Paxton warned Plano fans Tuesday night not to let their guard down: “The fight isn’t over. They’re gonna keep chasing me. They’re gonna keep chasing after Texas. They’re gonna keep coming after Republicans in the country and we can’t let them win.”
In Houston, Garza said Democrats shouldn’t give up, “Texas is worth investing in.
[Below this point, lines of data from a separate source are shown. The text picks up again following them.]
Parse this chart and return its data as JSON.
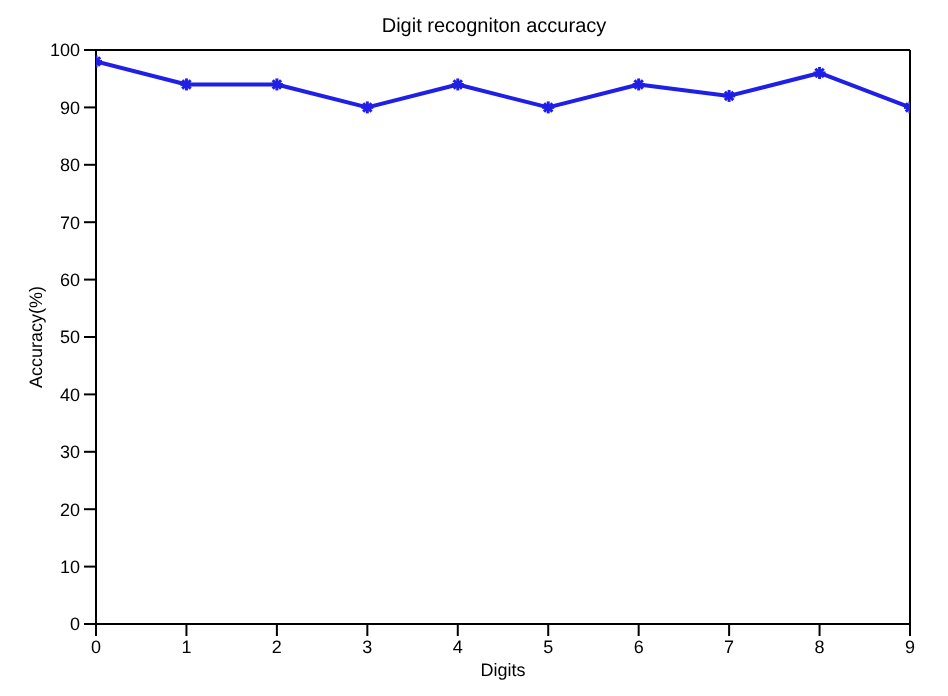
{
  "chart_data": {
    "type": "line",
    "title": "Digit recogniton accuracy",
    "xlabel": "Digits",
    "ylabel": "Accuracy(%)",
    "x": [
      0,
      1,
      2,
      3,
      4,
      5,
      6,
      7,
      8,
      9
    ],
    "series": [
      {
        "color": "#1f1fe6",
        "values": [
          98,
          94,
          94,
          90,
          94,
          90,
          94,
          92,
          96,
          90
        ]
      }
    ],
    "xlim": [
      0,
      9
    ],
    "xticks": [
      0,
      1,
      2,
      3,
      4,
      5,
      6,
      7,
      8,
      9
    ],
    "ylim": [
      0,
      100
    ],
    "yticks": [
      0,
      10,
      20,
      30,
      40,
      50,
      60,
      70,
      80,
      90,
      100
    ],
    "marker": "cross",
    "line_style": "solid"
  }
}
And there’s momentum and support for the issues we’ve focused this campaign on.”
During his campaign, Garza has been highly critical of Paxton’s legal troubles, much as his Republican opponents did in the primary earlier this year.
He faces trial on 2015 state criminal fraud charges and separate corruption allegations made by former top lieutenants in his office.
Paxton has repeatedly denied any wrongdoing in either case.
Blank said if Democrats made ethics an issue, it didn’t matter to most voters.
“The idea was that this race might be a little different from the others, but ultimately it was more of an idea than a reality,” Blank said. “Rochelle Garza, at the end of the day, however attractive a candidate she may have been, was still a Democratic candidate in Texas who started the race without name recognition.”
While the governor has won Tarrant, Collin and Denton counties, his margins of victory there have all shrunk from 2018, and he’s lost by a bigger margin in Dallas County than four years ago. year.
Governor Abbott’s campaign team told reporters Wednesday morning that it still has work to do to bolster its infrastructure and support in suburban counties.
While Republicans have made gains in South Texas and said they want to build on that, the population there is much smaller than major metropolitan areas like North Texas.
Dallas has become more Democratic this year.
Tarrant County is Republican, but Joshua Blank said he thought it remained competitive, “It certainly depends on who’s ahead of the ticket, but it also depends on the general environment.”